Initial commit: PastPaper Master full stack

Co-Authored-By: Claude Opus 4.6 (1M context) <noreply@anthropic.com>
2026-04-21 12:15:35 +07:00
commit 7a09167261
105 changed files with 24799 additions and 0 deletions
--- a/backend/app/services/grader.py
+++ b/backend/app/services/grader.py
@@ -0,0 +1,146 @@
+"""OCR, grading, and variant generation prompts"""
+
+import json
+import base64
+from app.services.llm_clients import get_vision_client, get_deepseek_client
+
+OCR_PROMPT = """You are an expert at recognizing handwritten answers.

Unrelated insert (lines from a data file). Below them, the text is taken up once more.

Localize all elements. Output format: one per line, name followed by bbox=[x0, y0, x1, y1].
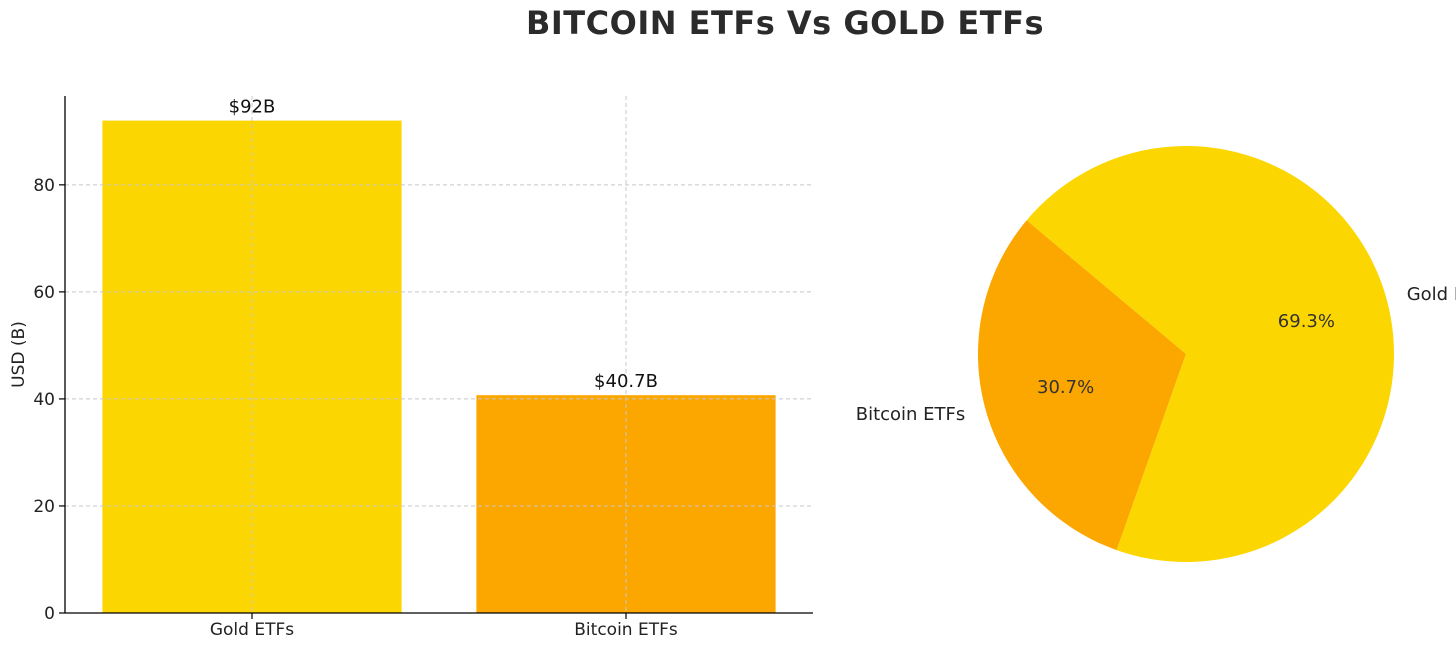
pie-pct-label-0: 30.7% bbox=[1037, 377, 1094, 398]
bar-value-label-1: $40.7B bbox=[594, 371, 658, 392]
y-tick-label-1: 20 bbox=[33, 497, 55, 517]
pie-chart: 30.7% Bitcoin ETFs 69.3% Gold ETFs bbox=[856, 145, 1456, 562]
pie-pct-label-1: 69.3% bbox=[1278, 311, 1335, 332]
pie-label-1: Gold ETFs bbox=[1407, 284, 1456, 305]
y-tick-label-3: 60 bbox=[33, 283, 55, 303]
pie-slice-0 bbox=[978, 220, 1186, 551]
y-tick-label-4: 80 bbox=[33, 176, 55, 196]
y-tick-label-2: 40 bbox=[33, 390, 55, 410]
bar-value-label-0: $92B bbox=[229, 97, 276, 118]
x-tick-label-0: Gold ETFs bbox=[210, 620, 294, 640]
pie-slice-1 bbox=[1026, 145, 1394, 562]
pie-label-0: Bitcoin ETFs bbox=[856, 404, 966, 425]
bar-chart: 0 20 40 60 80 Gold ETFs Bitcoin ETFs $92B $40.7B… bbox=[9, 96, 813, 640]
y-tick-label-0: 0 bbox=[44, 604, 55, 624]
page-title: BITCOIN ETFs Vs GOLD ETFs bbox=[526, 4, 1044, 42]
x-tick-label-1: Bitcoin ETFs bbox=[574, 620, 678, 640]
y-axis-title: USD (B) bbox=[9, 321, 29, 388]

Analyze this photo of a student's handwritten answer and extract the text and mathematical formulas.
+
+Requirements:
+- Faithfully extract what the student wrote, do not modify or correct
+- Use LaTeX format for math formulas (e.g. $x^2 + 1$)
+- If there are multiple steps, list them in original order
+- If some handwriting is unclear, mark with [unclear]
+
+Return only the extracted text, no additional explanation."""
+
+GRADING_PROMPT = """You are an expert academic grader. Grade the following student answer. ALL output must be in English.
+
+Question info:
+- Number: {question_number}
+- Type: {question_type}
+- Question: {question_text}
+- Score: {score}
+
+Reference answer / solution:
+{reference_answer}
+
+Student answer:
+{student_answer}
+
+Grade and return JSON:
+{{
+  "is_correct": true/false,
+  "score_given": 0-{score},
+  "feedback": "<HTML> Step-by-step analysis of the student's answer, pointing out correct parts and errors, using KaTeX formulas </HTML>",
+  "error_at_step": null or the step number where errors begin (integer)
+}}
+
+Grading rules:
+- MC / fill-blank: only correct if answer matches exactly
+- Long questions: give partial credit for correct steps even if the final answer is wrong
+- feedback in HTML format, supports KaTeX ($..$ inline, $$...$$ block)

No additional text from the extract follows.